PC12 Cell Line: Cell Types, Coating of Culture Vessels, Differentiation and Other Culture Conditions

Abstract

The PC12 cell line is one of the most commonly used in neuroscience research, including studies on neurotoxicity, neuroprotection, neurosecretion, neuroinflammation, and synaptogenesis. Two types of this line are available in the ATCC collection: traditional PC12 cells grown in suspension and well-attached adherent phenotype. PC12 cells grown in suspension tend to aggregate and adhere poorly to non-coated surfaces. Therefore, it is necessary to modify the surface of culture vessels. This paper aims to characterise the use of two distinct variants of PC12 cells as well as describe their differentiation and neuronal outgrowth with diverse NGF concentrations (rat or human origin) on various surfaces. In our study, we evaluated cell morphology, neurite length, density and outgrowth (measured spectrofluorimetrically), and expression of neuronal biomarkers (doublecortin and NeuN). We found that the collagen coating was the most versatile method of surface modification for both cell lines. For adherent cells, the coating was definitely less important, and the poly-d-lysine surface was as good as collagen. We also demonstrated that the concentration of NGF is of great importance for the degree of differentiation of cells. For suspension cells, we achieved the best neuronal characteristics (length and density of neurites) after 14 days of incubation with 100 ng/mL NGF (change every 48 h), while for adherent cells after 3-5 days, after which they began to proliferate. In the PC12 cell line, doublecortin (DCX) expression in the cytoplasm and NeuN in the cell nucleus were found. In turn, in the PC12 Adh line, DCX was not expressed, and NeuN expression was located in the entire cell (both in the nucleus and cytoplasm). Only the traditional PC12 line grown in suspension after differentiation with NGF should be used for neurobiological studies, especially until the role of the NeuN protein, whose expression has also been noted in the cytoplasm of adherent cells, is well understood.
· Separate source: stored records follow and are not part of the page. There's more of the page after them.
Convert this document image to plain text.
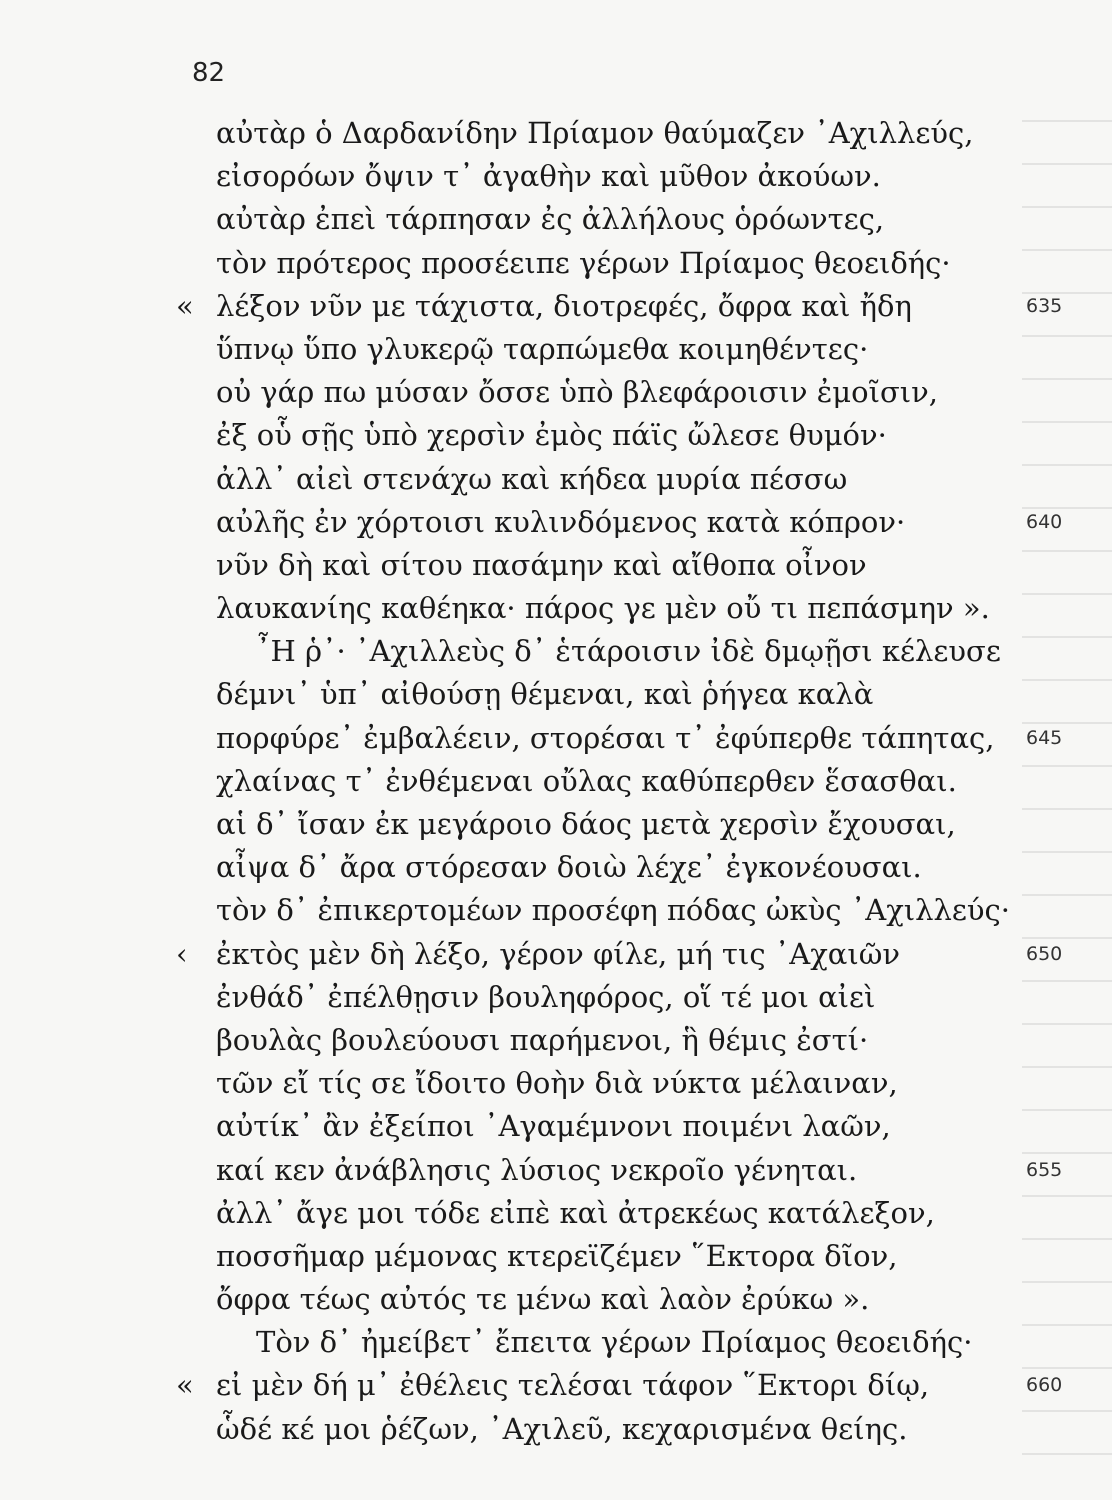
82
αὐτὰρ ὁ Δαρδανίδην Πρίαμον θαύμαζεν ᾿Αχιλλεύς,
εἰσορόων ὄψιν τ᾿ ἀγαθὴν καὶ μῦθον ἀκούων.
αὐτὰρ ἐπεὶ τάρπησαν ἐς ἀλλήλους ὁρόωντες,
τὸν πρότερος προσέειπε γέρων Πρίαμος θεοειδής·
« λέξον νῦν με τάχιστα, διοτρεφές, ὄφρα καὶ ἤδη	635
ὕπνῳ ὕπο γλυκερῷ ταρπώμεθα κοιμηθέντες·
οὐ γάρ πω μύσαν ὄσσε ὑπὸ βλεφάροισιν ἐμοῖσιν,
ἐξ οὗ σῇς ὑπὸ χερσὶν ἐμὸς πάϊς ὤλεσε θυμόν·
ἀλλ᾿ αἰεὶ στενάχω καὶ κήδεα μυρία πέσσω
αὐλῆς ἐν χόρτοισι κυλινδόμενος κατὰ κόπρον·	640
νῦν δὴ καὶ σίτου πασάμην καὶ αἴθοπα οἶνον
λαυκανίης καθέηκα· πάρος γε μὲν οὔ τι πεπάσμην ».
῏Η ῥ᾿· ᾿Αχιλλεὺς δ᾿ ἑτάροισιν ἰδὲ δμῳῇσι κέλευσε
δέμνι᾿ ὑπ᾿ αἰθούσῃ θέμεναι, καὶ ῥήγεα καλὰ
πορφύρε᾿ ἐμβαλέειν, στορέσαι τ᾿ ἐφύπερθε τάπητας, 645
χλαίνας τ᾿ ἐνθέμεναι οὔλας καθύπερθεν ἕσασθαι.
αἱ δ᾿ ἴσαν ἐκ μεγάροιο δάος μετὰ χερσὶν ἔχουσαι,
αἶψα δ᾿ ἄρα στόρεσαν δοιὼ λέχε᾿ ἐγκονέουσαι.
τὸν δ᾿ ἐπικερτομέων προσέφη πόδας ὠκὺς ᾿Αχιλλεύς·
‹ ἐκτὸς μὲν δὴ λέξο, γέρον φίλε, μή τις ᾿Αχαιῶν	650
ἐνθάδ᾿ ἐπέλθῃσιν βουληφόρος, οἵ τέ μοι αἰεὶ
βουλὰς βουλεύουσι παρήμενοι, ἣ θέμις ἐστί·
τῶν εἴ τίς σε ἴδοιτο θοὴν διὰ νύκτα μέλαιναν,
αὐτίκ᾿ ἂν ἐξείποι ᾿Αγαμέμνονι ποιμένι λαῶν,
καί κεν ἀνάβλησις λύσιος νεκροῖο γένηται.	655
ἀλλ᾿ ἄγε μοι τόδε εἰπὲ καὶ ἀτρεκέως κατάλεξον,
ποσσῆμαρ μέμονας κτερεϊζέμεν ῞Εκτορα δῖον,
ὄφρα τέως αὐτός τε μένω καὶ λαὸν ἐρύκω ».
Τὸν δ᾿ ἠμείβετ᾿ ἔπειτα γέρων Πρίαμος θεοειδής·
« εἰ μὲν δή μ᾿ ἐθέλεις τελέσαι τάφον ῞Εκτορι δίῳ,	660
ὧδέ κέ μοι ῥέζων, ᾿Αχιλεῦ, κεχαρισμένα θείης.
Keywords: NGF; PC12; coating; collagen; differentiation; neurons; polylysine.

Figure 1

PC12 (A) and PC12 Adh (B) cells in culture bottles.

Figure 2

Evaluation of cell morphology for different types of surface coatings of culture plates: (A) PC12 cell line; (B) PC12 Adh cell line; * p < 0.05—significant difference between coating types.

Figure 3

The average length of neurites in PC12 (A) and PC12 Adh (B) cells.

Figure 4

Microphotographs of cell cultures on subsequent days of neurite assessment: (A–F) PC12 cell line; (G–L) PC12 Adh cell line; (A,G) 2 days of incubation with nerve growth factor (NGF); (B,H) 3 days; (C,I) 5 days; (D,J) 7 days; (E,K) 14 days; (F,L) 21 days.

Figure 5

Neurite density in cells of PC12 (A) and PC12 Adh (B) lines.

Figure 6

Neurite outgrowth on collagen and non-coated surfaces, with or without NGF addition, measured spectrofluorimetrically (RFU—relative fluorescence unit): (A) PC12 cells; (B) PC12 Adh cells; * p < 0.05—significant difference in neurite outgrowth.

Figure 7

Micrographs showing the expression of neuronal biomarkers: (A) NeuN expression in PC12 cells; (B) doublecortin (DCX) expression in PC12 cells; (C) NeuN) expression in PC12 Adh cells.

Figure 8

Neural features after NGF administration of various origin and in different concentrations: (A) length of neurites in PC12 cells; (B) length of neurites in PC12 Adh cells; (C) neurite density in PC12 cells; (D) neurite density in PC12 Adh cells; * p < 0.05—significant difference in length of neurites.